You can actually see it… like time-lapse photography of a plant growing. First McCain holds a press conference and says the following:
We had a carrots and no sticks policy that only encouraged bad behavior. When one carrot didn’t work, we offered another. Now we’re facing the consequences of the failed Clinton administration policies.
It seems at that moment McCain was either following the line he assumed the Republicans would follow or Condoleezza Rice was off message because she said the following on The Situation Room when interviewed by Wolfe Blitzer,
BLITZER: But if it could potentially turn things around and end this nuclear North Korea, what’s wrong with a direct dialogue like that?
RICE: Let me just remind you, we tried direct dialogue. The United States tried direct dialogue with the North Koreans in the ’90s, and that resulted in the North Koreans signing onto agreements that they didn’t — then didn’t keep. And the United States didn’t have the force of others like China and South Korea to say to the North Koreans, “That is an agreement that you should have kept.”
BLITZER: So Bill Clinton’s to blame?
RICE: No. I — Wolf, you keep saying that. And I told you that, at the time, it might have made perfectly good sense to try direct talks. But having seen what North Korea did in that context, it’s important not to go back down that road. It’s important to bring the weight of China and South Korea and Japan and Russia to bear on the North Korean…
Later on Fox News’ Hannity & Colmes McCain said this,
ALAN COLMES, CO-HOST: You were quite critical today about the agreed framework from 1994. Tell us why.

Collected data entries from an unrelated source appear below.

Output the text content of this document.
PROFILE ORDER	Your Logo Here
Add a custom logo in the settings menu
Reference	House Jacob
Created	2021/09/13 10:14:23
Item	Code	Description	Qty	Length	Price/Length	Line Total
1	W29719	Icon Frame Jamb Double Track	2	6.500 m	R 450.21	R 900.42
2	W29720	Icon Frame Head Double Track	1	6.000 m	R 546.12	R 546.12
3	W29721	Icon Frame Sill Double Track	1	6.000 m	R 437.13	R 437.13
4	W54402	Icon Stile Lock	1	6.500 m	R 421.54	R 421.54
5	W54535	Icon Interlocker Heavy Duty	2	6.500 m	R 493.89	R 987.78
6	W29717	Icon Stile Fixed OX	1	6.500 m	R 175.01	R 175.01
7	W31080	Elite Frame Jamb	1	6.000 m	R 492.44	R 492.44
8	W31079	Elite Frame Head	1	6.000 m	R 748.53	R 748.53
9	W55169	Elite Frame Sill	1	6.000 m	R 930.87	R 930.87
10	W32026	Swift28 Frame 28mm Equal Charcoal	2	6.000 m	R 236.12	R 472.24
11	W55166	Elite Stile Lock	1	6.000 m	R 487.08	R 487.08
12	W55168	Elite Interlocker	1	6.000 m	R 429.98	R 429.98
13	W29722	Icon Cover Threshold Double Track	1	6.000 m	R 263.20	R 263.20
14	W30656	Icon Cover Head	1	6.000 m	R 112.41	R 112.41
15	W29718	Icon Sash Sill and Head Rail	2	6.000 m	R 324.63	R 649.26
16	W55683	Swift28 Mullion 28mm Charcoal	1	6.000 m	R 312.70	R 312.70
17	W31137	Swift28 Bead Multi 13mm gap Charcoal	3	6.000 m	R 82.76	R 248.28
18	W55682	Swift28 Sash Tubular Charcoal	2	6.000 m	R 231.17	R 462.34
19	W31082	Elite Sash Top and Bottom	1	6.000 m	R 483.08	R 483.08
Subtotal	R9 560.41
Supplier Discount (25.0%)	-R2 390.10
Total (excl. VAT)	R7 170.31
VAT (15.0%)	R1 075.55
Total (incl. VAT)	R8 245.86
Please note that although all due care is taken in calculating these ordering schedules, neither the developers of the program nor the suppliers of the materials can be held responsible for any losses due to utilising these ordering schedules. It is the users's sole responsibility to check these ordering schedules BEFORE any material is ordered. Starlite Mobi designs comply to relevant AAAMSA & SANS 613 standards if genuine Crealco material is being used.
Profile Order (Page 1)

SEN. JOHN MCCAIN (R), ARIZONA: Well, first of all, may I say that I wasn’t doing anything but responding to attacks that were made on the president of the United States, accusing him of being responsible for this international crisis of the utmost seriousness that we’re in now.
Incredibly, as the president is trying to unite the nation and the world to impose sanctions against the rogue state of North Korea, the Democrats and Mrs. Clinton attacked the president of the United States and accused him of being responsible, when the fact is that it is a failure of the Clinton administration policies that I was heavily involved in at the time that have caused us to be in the situation we’re in today.
I find it hard to understand why the president should be attacked at a time when we need to unite the people of this country behind the president, as he goes to the United Nations to seek sanctions on the North Koreans.
What’s really disturbing about his rhetoric here isn’t the fact that he tries to lay the entire North Korea Nukes Crisis at President Clinton’s feet but that he tries to say that because of this crisis everyone needs to fall in line behind President Bush; no questions asked. I think we know where this thought process gets us.
The very next day on NBC’s Today Show a more reserved McCain said,
I think this is the wrong time for us to be engaging in finger pointing when in this crucial time, we need the world and Americans united in going to the United Nations to bring about sanctions against North Korea.
He claimed that his finger pointing was comments were in response to attacks on the President by the Democrats. There was a time when McCain was considered a maverick – a moderate Republican who could be counted on to go his own way on important issues. It looks like the desire for the presidency has Senator McCain toeing the line for the Bush administration hoping for the nomination. My prediction; He won’t get it and then he’ll realize he sold out his principles for nothing.